Voice actors have a microphone. That’s it, no one else is in the booth. Perhaps a photo of an imagined scene partner may be propped up as a point of connection, but there’s no other living, breathing human being inside that rather constricted space to react to. The story, the emotion, the truth of the moment must be conveyed solely through the voice. This doesn’t mean that the voice actor doesn’t use the rest of the body – far from it! – but that the inflection, tone, tempo, volume, and pacing of the voice is the sole medium of expression.

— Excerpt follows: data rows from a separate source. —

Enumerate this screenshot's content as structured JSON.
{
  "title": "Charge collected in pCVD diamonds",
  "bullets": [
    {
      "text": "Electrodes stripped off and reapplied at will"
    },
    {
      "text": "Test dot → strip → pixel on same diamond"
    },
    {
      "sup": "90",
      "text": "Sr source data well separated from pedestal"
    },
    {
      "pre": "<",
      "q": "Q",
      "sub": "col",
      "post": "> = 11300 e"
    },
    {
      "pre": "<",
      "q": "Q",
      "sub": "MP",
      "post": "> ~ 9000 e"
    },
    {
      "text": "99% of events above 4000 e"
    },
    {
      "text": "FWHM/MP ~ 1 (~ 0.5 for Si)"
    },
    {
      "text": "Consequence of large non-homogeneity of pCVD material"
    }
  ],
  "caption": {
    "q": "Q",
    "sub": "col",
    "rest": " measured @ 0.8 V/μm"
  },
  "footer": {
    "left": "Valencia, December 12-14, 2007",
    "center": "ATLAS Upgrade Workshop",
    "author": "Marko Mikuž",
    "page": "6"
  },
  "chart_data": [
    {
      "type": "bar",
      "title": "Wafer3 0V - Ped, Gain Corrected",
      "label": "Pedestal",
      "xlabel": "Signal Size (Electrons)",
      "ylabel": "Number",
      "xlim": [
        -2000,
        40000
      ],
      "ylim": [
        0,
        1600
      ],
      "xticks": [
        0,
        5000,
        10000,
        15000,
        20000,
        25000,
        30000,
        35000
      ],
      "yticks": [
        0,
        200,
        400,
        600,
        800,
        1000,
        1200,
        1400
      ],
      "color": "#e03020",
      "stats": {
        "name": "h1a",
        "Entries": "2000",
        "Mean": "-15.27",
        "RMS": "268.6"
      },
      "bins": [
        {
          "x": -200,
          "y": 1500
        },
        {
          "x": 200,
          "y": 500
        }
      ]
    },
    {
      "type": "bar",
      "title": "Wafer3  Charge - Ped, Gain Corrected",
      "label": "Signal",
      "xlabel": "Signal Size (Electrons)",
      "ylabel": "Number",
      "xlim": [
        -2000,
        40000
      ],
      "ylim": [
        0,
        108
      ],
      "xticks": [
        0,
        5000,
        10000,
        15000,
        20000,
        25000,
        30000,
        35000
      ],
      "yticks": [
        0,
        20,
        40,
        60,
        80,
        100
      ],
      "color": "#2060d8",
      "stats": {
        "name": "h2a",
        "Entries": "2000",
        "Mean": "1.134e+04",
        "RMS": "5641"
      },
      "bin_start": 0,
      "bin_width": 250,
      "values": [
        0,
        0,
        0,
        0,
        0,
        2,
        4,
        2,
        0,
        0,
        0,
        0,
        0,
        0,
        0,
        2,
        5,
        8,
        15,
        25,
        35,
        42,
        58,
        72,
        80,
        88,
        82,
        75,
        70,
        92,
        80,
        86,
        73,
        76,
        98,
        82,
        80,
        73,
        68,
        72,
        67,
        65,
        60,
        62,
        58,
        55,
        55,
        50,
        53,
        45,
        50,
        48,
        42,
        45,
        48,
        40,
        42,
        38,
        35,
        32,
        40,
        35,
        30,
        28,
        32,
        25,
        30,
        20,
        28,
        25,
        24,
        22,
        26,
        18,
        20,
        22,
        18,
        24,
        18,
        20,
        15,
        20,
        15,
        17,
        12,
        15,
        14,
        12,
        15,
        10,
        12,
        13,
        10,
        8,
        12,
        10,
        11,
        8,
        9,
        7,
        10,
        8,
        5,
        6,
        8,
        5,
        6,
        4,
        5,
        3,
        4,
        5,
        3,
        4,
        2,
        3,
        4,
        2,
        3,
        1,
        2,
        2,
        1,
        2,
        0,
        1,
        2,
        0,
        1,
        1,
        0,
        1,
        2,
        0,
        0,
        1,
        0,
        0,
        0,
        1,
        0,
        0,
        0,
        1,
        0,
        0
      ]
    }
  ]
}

The same acting principles, however, apply to voice over as they do to on-camera work. The trained voice actor analyzes the script in very much the same way as the on-camera actor. What is the story that is being told? If the script is a commercial piece, then what is the problem that the target audience is wrestling with and how does the client’s product or service resolve it? If the voice over is intended for internal corporate use, perhaps as a presentation or an eLearning module, there may be a call-to-action (CTA), as well. The actor analyzes the script from multiple angles and asks a variety of questions to bring clarity to its purpose. The relationship between speaker and receiver, the purpose of the voice over, the placement in time and space (even if not seen) to ground the scene, the obstacles and conflicts that must be recognized and overcome, and perhaps even a change of perspective or understanding by the speaker himself/herself … the process is the same. Voice over IS acting, not just reading a script in a pleasant voice, and the successful voice artist has trained in both acting and improvisation work.
The goal for both voice and on-camera actors is the same: to create a believable, “real person” to convey a message.
Sanford Meisner famously teaches, acting is "living truthfully under imaginary circumstances." And this applies whether the medium is visual or purely auditory.